Traditionally, if people have considered their design at all, they have done it in relation to Type 1 and Type 2 errors. Gelman and Carlin, in a cool paper, bring another perspective to this thinking. They propose considering two things:
Say you have discovered a “statistically significant” effect (p < alpha)…
- How probable is it, that you have in your hands a result that’s of the wrong sign? Call this a Type S (sign) error.
- How exaggerated is this finding likely to be? Call this a Type M (magnitude) error.
Let me exemplify this with a research project we’re writing up at the moment. We had two groups with around 130 participants each, and exposed one of them to a message with the word “because” followed by a reason. The other received a succinct message, and we observed their subsequent behavior. Note, that you can’t use the observed effect size to figure out your power (see this paper by Dienes). That’s why I figured out a minimally interesting effect size of around d=.40 [defined by calculating the mean difference considered meaningful, and dividing the result by the standard deviation we got in a another study].
First, see how we had an ok power to detect a wide array of decent effects:
So, unless the (unknown) effect is smaller than what we care about, we should be able to detect it.
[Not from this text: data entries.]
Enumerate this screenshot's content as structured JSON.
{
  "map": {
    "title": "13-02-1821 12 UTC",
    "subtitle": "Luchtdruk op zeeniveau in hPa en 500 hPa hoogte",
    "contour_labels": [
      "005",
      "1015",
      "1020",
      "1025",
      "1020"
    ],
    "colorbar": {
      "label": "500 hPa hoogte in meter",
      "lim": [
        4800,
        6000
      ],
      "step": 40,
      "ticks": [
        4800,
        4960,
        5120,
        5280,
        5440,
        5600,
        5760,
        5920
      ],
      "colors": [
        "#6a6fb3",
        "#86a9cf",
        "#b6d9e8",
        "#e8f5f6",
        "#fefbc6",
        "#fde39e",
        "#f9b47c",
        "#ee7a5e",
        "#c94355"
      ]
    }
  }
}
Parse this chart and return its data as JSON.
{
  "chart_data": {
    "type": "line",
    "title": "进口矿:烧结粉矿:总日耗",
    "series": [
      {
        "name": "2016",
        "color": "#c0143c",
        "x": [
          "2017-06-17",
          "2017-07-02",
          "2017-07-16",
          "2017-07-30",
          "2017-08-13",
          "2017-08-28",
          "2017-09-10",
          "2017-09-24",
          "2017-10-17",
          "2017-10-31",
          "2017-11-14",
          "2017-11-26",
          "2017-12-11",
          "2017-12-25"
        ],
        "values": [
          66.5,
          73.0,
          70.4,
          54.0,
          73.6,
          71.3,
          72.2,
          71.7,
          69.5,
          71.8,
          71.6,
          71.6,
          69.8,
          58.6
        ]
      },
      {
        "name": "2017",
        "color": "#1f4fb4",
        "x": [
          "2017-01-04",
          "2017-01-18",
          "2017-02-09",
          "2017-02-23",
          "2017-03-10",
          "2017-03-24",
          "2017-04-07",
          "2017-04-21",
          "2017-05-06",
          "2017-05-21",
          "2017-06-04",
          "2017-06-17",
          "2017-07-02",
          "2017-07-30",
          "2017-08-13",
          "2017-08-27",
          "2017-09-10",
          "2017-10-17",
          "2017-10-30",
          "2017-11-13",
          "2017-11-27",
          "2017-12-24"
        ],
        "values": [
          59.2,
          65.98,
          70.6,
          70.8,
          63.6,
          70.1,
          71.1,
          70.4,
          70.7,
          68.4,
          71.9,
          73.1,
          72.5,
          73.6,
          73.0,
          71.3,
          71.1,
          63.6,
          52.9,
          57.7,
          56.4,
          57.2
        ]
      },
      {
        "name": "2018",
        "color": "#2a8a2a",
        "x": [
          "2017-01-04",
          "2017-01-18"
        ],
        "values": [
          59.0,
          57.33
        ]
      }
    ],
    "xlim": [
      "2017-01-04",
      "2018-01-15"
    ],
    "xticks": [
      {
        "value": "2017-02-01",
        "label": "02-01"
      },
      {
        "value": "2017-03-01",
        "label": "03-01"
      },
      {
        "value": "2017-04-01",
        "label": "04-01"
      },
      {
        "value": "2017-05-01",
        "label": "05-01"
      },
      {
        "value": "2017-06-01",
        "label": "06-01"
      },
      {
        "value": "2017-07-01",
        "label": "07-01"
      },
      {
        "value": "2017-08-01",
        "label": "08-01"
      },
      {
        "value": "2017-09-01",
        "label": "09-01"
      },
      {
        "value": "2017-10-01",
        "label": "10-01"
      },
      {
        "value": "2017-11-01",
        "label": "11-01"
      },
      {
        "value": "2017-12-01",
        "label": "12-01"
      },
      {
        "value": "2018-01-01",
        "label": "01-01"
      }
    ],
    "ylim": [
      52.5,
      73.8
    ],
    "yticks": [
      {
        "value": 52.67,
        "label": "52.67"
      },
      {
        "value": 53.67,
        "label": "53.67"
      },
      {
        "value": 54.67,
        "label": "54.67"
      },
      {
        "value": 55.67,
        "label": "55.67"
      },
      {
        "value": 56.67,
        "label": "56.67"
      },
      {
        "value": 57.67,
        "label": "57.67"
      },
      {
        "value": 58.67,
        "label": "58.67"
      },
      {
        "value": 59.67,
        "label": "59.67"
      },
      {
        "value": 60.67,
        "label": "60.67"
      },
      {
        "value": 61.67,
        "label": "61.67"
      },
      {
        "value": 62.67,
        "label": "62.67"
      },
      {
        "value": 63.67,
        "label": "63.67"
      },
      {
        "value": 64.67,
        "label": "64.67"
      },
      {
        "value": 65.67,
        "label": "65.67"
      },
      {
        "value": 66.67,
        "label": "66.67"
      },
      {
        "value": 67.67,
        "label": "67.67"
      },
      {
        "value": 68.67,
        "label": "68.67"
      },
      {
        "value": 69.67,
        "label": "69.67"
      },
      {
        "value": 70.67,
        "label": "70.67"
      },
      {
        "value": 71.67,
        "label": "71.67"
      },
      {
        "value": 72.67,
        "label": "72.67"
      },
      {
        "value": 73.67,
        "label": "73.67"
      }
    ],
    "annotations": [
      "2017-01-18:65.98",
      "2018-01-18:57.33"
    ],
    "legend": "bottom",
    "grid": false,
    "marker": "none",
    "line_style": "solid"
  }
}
Next, above we see that the probability we would observe an effect of the wrong sign would be miniscule for any effect over d=.2. This would mean it’d look like the succinct message worked better than the reason message, when it really was the other way around.
Finally, and a little surprisingly, we can see that even relatively large true effects would actually be exaggerated by a factor of two!
But what can you do, those were all the participants we could muster up with our resources. An interesting additional point is brought by looking at the “v-statistic”. This is the measure of how your model compares to random guessing. 0.5 represents coin flipping accuracy (see here for full explanation and the original code I used).
Figure above shows how we start exceeding random guessing at R^2 around 0.25 (d=.32 according to this). The purple line is in there to show how an additional 90 people help a little but do not do wonders. I’ll write about the results of this study in a later post.
Until then, please let me know if you spot errors or find this remotely helpful. In case of the latter, you might be interested in how to calculate power in cluster randomised designs.
Oh, and the heading? I believe it’s better to do as much of this sort of thinking, before reviewer 2 (or an adversary) does it for you.